Amatzia Baram
Professor Emeritus of Middle East History and Director of the Center for Iraq Studies, University of Haifa
Amatzia Baram is a professor emeritus in the Department of the History of the Middle East and founder and director of the Center for Iraq Studies at the University of Haifa, Israel. Baram completed all three of his degrees at the Hebrew University of Jerusalem. He was awarded a PhD in 1986 for a dissertation on Baathist Iraq and has taught at the University of Haifa since then. He wrote studies and lectured on Iraqi society (with an emphasis on the tribes of Iraq) for the U.S. military from 2005-09. At the University of Haifa, he served as chairman of the Department of Middle East History and director of the Jewish-Arab Center and worked in the Institute for Middle East Studies. His main fields of study are Iraq from 1920-2013; politics, religion, culture, and society; tribe and state in the Middle East; the Arab Shia; political Islam; and Baathist Syria.

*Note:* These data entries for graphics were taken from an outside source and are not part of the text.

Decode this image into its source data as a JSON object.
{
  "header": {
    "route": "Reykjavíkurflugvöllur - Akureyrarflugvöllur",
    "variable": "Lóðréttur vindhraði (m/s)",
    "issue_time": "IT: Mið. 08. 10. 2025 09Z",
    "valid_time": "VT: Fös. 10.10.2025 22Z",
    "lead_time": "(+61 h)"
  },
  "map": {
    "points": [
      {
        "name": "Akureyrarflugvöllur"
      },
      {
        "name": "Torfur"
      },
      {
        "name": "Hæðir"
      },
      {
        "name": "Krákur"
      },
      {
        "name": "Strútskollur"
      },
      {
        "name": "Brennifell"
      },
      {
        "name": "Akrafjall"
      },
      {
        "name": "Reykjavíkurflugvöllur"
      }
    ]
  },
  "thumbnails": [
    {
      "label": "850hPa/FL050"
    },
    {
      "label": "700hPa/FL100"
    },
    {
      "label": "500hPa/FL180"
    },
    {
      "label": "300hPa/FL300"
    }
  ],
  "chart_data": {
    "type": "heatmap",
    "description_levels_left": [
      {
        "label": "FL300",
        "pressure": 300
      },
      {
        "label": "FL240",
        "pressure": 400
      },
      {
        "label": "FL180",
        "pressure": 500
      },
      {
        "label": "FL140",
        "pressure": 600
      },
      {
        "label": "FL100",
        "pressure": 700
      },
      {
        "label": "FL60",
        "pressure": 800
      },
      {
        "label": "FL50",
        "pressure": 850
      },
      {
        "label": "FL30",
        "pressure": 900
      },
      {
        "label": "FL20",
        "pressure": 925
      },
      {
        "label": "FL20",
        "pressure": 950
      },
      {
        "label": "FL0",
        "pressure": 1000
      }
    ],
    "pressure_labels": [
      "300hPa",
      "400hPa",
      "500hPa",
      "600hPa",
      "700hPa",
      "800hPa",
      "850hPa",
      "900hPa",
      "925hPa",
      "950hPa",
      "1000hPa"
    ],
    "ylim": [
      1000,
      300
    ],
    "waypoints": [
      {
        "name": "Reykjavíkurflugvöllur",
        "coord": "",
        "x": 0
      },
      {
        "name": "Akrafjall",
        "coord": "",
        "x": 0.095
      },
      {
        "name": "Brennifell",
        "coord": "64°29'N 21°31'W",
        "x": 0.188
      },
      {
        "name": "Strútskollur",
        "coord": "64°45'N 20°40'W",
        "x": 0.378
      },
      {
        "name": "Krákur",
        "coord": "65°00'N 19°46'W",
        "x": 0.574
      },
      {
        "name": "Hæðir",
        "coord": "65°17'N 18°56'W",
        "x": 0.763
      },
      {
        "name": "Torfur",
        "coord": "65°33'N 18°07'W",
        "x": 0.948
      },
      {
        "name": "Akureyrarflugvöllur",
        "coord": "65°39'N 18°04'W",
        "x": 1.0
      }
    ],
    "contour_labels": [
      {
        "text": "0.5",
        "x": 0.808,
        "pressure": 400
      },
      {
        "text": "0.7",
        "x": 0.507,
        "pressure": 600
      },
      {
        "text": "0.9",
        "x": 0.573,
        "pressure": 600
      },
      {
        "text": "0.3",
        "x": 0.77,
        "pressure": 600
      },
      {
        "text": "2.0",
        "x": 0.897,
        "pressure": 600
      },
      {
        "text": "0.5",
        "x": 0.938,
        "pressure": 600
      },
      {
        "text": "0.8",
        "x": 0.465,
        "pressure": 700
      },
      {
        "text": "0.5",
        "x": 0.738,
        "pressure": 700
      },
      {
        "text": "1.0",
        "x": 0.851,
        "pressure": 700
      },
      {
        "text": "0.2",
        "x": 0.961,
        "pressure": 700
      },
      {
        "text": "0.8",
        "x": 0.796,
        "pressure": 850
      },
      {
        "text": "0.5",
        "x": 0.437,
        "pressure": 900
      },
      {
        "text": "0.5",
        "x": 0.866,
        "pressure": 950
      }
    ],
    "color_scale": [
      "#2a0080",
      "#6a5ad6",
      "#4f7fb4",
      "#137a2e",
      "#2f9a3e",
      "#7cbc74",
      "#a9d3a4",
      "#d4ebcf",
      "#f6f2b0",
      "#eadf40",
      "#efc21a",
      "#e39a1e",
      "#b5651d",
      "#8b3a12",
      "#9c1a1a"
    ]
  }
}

Baram has been a resident fellow at a number of international research institutions. He was a senior associate member at St Antony’s College, Oxford in 1989 and 1990. He was a senior fellow at the Woodrow Wilson International Center for Scholars (1990, 1994-95, and 2005), the United States Institute of Peace (1997-98 and 2003-04), and the Rockefeller Foundation’s Bellagio Center. Additionally, he worked at the Brookings Institution in 2002-03. In 1998-99 and 2010-11, Baram taught as a Goldman Chair Professor at Georgetown University in Washington, DC. Baram has advised the Israeli government since 1980 and advised multiple U.S. administrations on Iraq and the Gulf. Baram has been interviewed by most of the world’s leading TV and radio stations (including CNN, CBS, ABC, NBC, CNBC, MSNBC, PBS, NPR, and the BBC, as well as Canadian, German, Italian, Dutch, and Japanese broadcasters). He has also been interviewed by and published articles in leading publications (such as The New York Times, The Washington Post, The Wall Street Journal, The Times of London, Financial Times, The Guardian, Foreign Policy, and Foreign Affairs). Baram has published four books and some 70 articles in professional magazines. Baram co-wrote Iraq Between Occupations: Perspectives from 1920 to the Present (Palgrave MacMillan, 2010). Baram’s latest book is Saddam Husayn and Islam, 1968–2003: Ba’thi Iraq from Secularism to Faith (Woodrow Wilson Center Press with Johns Hopkins University Press, 2014).